At dawn on December 26, Guacanagarí rode by canoe to meet Columbus aboard the Niña.
That afternoon and over the next week, the two men would have a series of conversations—dramatized in Encounters Unforeseen—resulting in understandings that Columbus would leave a portion of his crew behind under Guacanagarí’s protection when Columbus returned to Spain in his one ship and that an emissary of Guacanagarí would accompany Columbus to Spain to meet King Ferdinand and Queen Isabella. A rudimentary fort would be constructed for the men remaining with Guacanagarí from the planking of the Santa María salvaged from the wreckage. They discussed Caribe raiding, and Columbus offered Guacanagarí that Ferdinand and Isabella could protect his people from the Caribes.
Columbus deceived Guacanagarí as to his true intent.
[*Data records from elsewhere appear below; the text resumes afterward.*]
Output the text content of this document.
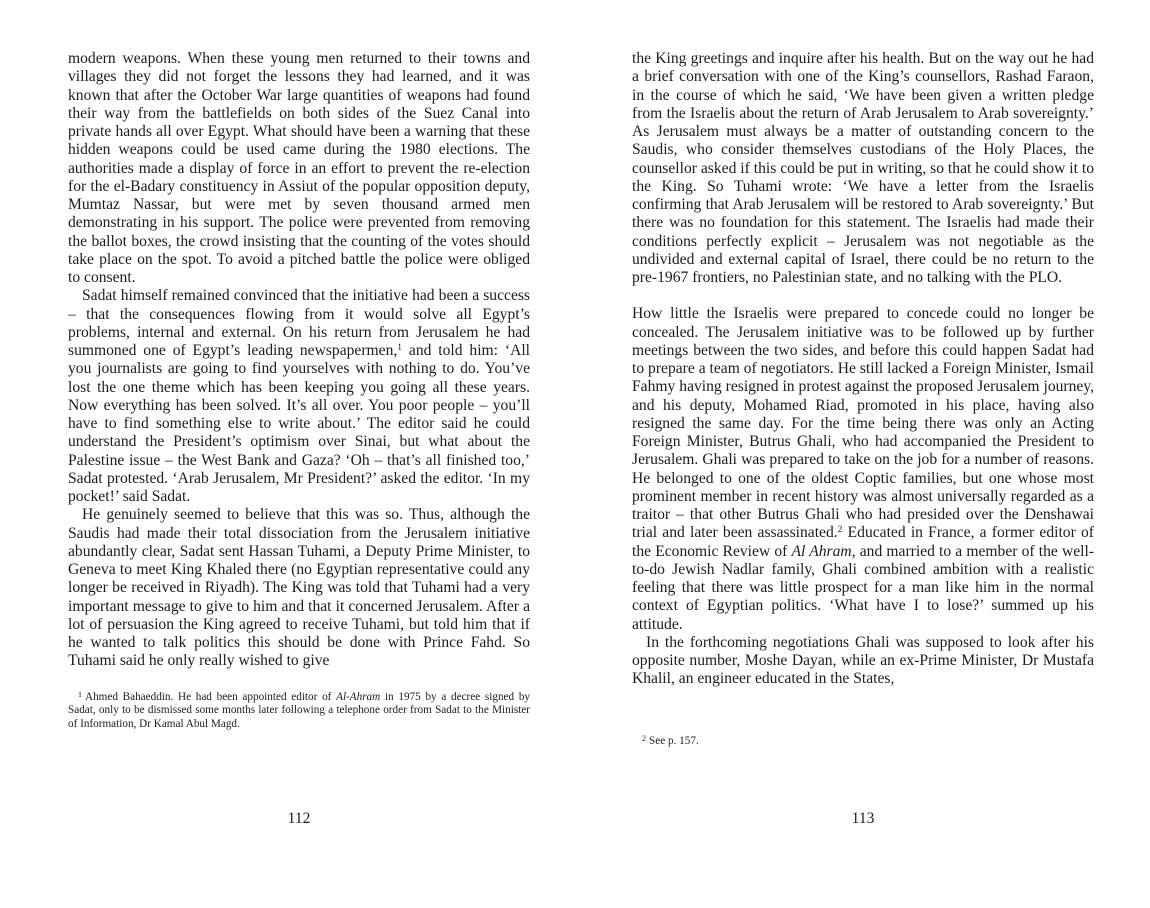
modern weapons. When these young men returned to their towns and villages they did not forget the lessons they had learned, and it was known that after the October War large quantities of weapons had found their way from the battlefields on both sides of the Suez Canal into private hands all over Egypt. What should have been a warning that these hidden weapons could be used came during the 1980 elections. The authorities made a display of force in an effort to prevent the re-election for the el-Badary constituency in Assiut of the popular opposition deputy, Mumtaz Nassar, but were met by seven thousand armed men demonstrating in his support. The police were prevented from removing the ballot boxes, the crowd insisting that the counting of the votes should take place on the spot. To avoid a pitched battle the police were obliged to consent.

Sadat himself remained convinced that the initiative had been a success – that the consequences flowing from it would solve all Egypt’s problems, internal and external. On his return from Jerusalem he had summoned one of Egypt’s leading newspapermen,$^1$ and told him: ‘All you journalists are going to find yourselves with nothing to do. You’ve lost the one theme which has been keeping you going all these years. Now everything has been solved. It’s all over. You poor people – you’ll have to find something else to write about.’ The editor said he could understand the President’s optimism over Sinai, but what about the Palestine issue – the West Bank and Gaza? ‘Oh – that’s all finished too,’ Sadat protested. ‘Arab Jerusalem, Mr President?’ asked the editor. ‘In my pocket!’ said Sadat.

He genuinely seemed to believe that this was so. Thus, although the Saudis had made their total dissociation from the Jerusalem initiative abundantly clear, Sadat sent Hassan Tuhami, a Deputy Prime Minister, to Geneva to meet King Khaled there (no Egyptian representative could any longer be received in Riyadh). The King was told that Tuhami had a very important message to give to him and that it concerned Jerusalem. After a lot of persuasion the King agreed to receive Tuhami, but told him that if he wanted to talk politics this should be done with Prince Fahd. So Tuhami said he only really wished to give

$^1$ Ahmed Bahaeddin. He had been appointed editor of Al-Ahram in 1975 by a decree signed by Sadat, only to be dismissed some months later following a telephone order from Sadat to the Minister of Information, Dr Kamal Abul Magd.

112

the King greetings and inquire after his health. But on the way out he had a brief conversation with one of the King’s counsellors, Rashad Faraon, in the course of which he said, ‘We have been given a written pledge from the Israelis about the return of Arab Jerusalem to Arab sovereignty.’ As Jerusalem must always be a matter of outstanding concern to the Saudis, who consider themselves custodians of the Holy Places, the counsellor asked if this could be put in writing, so that he could show it to the King. So Tuhami wrote: ‘We have a letter from the Israelis confirming that Arab Jerusalem will be restored to Arab sovereignty.’ But there was no foundation for this statement. The Israelis had made their conditions perfectly explicit – Jerusalem was not negotiable as the undivided and external capital of Israel, there could be no return to the pre-1967 frontiers, no Palestinian state, and no talking with the PLO.

How little the Israelis were prepared to concede could no longer be concealed. The Jerusalem initiative was to be followed up by further meetings between the two sides, and before this could happen Sadat had to prepare a team of negotiators. He still lacked a Foreign Minister, Ismail Fahmy having resigned in protest against the proposed Jerusalem journey, and his deputy, Mohamed Riad, promoted in his place, having also resigned the same day. For the time being there was only an Acting Foreign Minister, Butrus Ghali, who had accompanied the President to Jerusalem. Ghali was prepared to take on the job for a number of reasons. He belonged to one of the oldest Coptic families, but one whose most prominent member in recent history was almost universally regarded as a traitor – that other Butrus Ghali who had presided over the Denshawai trial and later been assassinated.$^2$ Educated in France, a former editor of the Economic Review of Al Ahram, and married to a member of the well-to-do Jewish Nadlar family, Ghali combined ambition with a realistic feeling that there was little prospect for a man like him in the normal context of Egyptian politics. ‘What have I to lose?’ summed up his attitude.

In the forthcoming negotiations Ghali was supposed to look after his opposite number, Moshe Dayan, while an ex-Prime Minister, Dr Mustafa Khalil, an engineer educated in the States,

$^2$ See p. 157.

113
On the evening of December 26, Columbus assured Isabella and Ferdinand in his Journal that the entire island of Española—which he believed larger than Portugal—could be subjugated with the men he had because the inhabitants had no arms and were cowardly. He wrote that the fort to be built was not even necessary for his men’s protection, but would acquaint the Indians with the sovereigns’ skills and powers, so that the Indians would obey with love and fear. He promised that, on his return to Española, his men would have found the gold mines and, within three years of colonization, the sovereigns would achieve such profit that they could undertake the recapture of the Holy Sepulcher in Jerusalem from the infidel.